About the project
Suspending lives in extreme environment is fascinating. Indeed it is a conserved response that occurs in anoxia, a no-oxygen condition, in many organisms. This project will use model organisms including yeast and worms to elucidate the molecular mechanisms in sensing oxygen, arresting the cell cycle and recovering from anoxia through an interdisciplinary approach.
Many organisms can survive through extreme, adverse environments, including heat, cold, drought and no oxygen (anoxia). A protective mechanism, called suspended animation, temporarily pauses all cellular activities, including cell cycle progression, metabolism and movement. When the suspended animation ceases, organisms can recover from suspended animation without any harm or adverse effect. Anoxia-induced suspended animation has been observed in different domains and kingdoms, such as zebrafish, nematodes and yeast, even though the current earth atmosphere contains 20% oxygen. It is a fascinating, conserved response to the environment that must be important for the survival and adaptation of the species in evolutionary history.
In this project, the PhD student aims to elucidate the molecular mechanisms and cellular pathways involved in sensing oxygen, arresting cell cycle activities and recovering from anoxia through live-cell imaging, genetics and multi-omics analyses. The main supervisor’s lab has utilized the budding yeast S. cerevisiae gene deletion library and performed a genome-wide screen to identify mutants that do not grow well after recovery from anoxia. We have identified 35 anoxia-induced suspended animation (AIS) genes. The majority of them have conserved homologous genes in humans, but the functions of these genes in human or mammalian cells are largely unexplored.
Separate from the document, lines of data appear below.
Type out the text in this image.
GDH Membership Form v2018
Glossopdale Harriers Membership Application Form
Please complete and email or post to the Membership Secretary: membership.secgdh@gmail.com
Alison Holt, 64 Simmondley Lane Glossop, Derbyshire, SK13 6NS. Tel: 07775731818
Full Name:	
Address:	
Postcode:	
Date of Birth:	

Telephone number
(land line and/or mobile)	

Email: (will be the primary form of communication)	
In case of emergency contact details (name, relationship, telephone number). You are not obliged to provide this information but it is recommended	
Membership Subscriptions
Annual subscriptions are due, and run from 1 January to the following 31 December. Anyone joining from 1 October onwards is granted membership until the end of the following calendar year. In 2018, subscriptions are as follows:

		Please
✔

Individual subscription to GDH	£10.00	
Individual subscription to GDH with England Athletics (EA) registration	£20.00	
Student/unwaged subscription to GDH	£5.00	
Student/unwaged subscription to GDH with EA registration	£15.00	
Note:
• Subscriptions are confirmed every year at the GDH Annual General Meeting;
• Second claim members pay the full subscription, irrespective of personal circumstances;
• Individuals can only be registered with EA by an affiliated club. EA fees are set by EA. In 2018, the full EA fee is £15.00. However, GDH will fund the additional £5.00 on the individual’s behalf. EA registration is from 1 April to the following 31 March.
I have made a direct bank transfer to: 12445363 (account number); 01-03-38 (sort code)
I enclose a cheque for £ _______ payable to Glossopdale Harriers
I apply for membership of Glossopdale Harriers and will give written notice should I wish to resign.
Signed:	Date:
The results of this project will be fundamental to our understanding of cell homeostasis, organism-environment interactions, and the evolution of lives. The basic knowledge learned from yeast, worms and cell lines can be used to induce longer and harmless suspended animation to extend the preservation time of donated cells, tissues or organs for transplantations. The investigation in anoxia-induced suspended animation and recovery is not only pertinent to cell and molecular biology, genetics, evolutionary biology, but also has medical and clinical relevance.
The supervisory team includes supervisors from several organisations. Please contact the Lead Supervisor for more information about the team.
The INSPIRE DTP programme provides comprehensive personal and professional development training alongside extensive opportunities for students to expand their multi-disciplinary outlook through interactions with a wide network of academic, research and industrial/policy partners. The student will be registered at the University of Southampton and hosted at the School of Biological Sciences.
Specific training will include: molecular and cell biology techniques, transgenic techniques in yeast, C. elegans, zebrafish and cell lines, live-cell imaging in anoxic chamber, assay development on organelle dynamics, omics analyses, including but not limited to genome-wide phenotypic screening, RNA-sequencing, chromatin immunoprecipitation followed by DNA sequencing (chIP-seq), and proteomics. The candidate will integrate knowledge obtained from different omics platforms. The candidate will also learn about the conservation and evolution changes by studying several distantly evolved model organisms, and try to apply the knowledge in human cells. Therefore, this project will provide training on investigation of basic cellular mechanisms, and transforming the basic knowledge to solve outstanding questions in tissue preservation.
In addition to wet and dry lab skills, the student will have the opportunities to interact with scientists in multiple disciplines, including biologists, chemists, engineers, clinicians, and set up collaboration. The student will present the progress of the research in international conferences.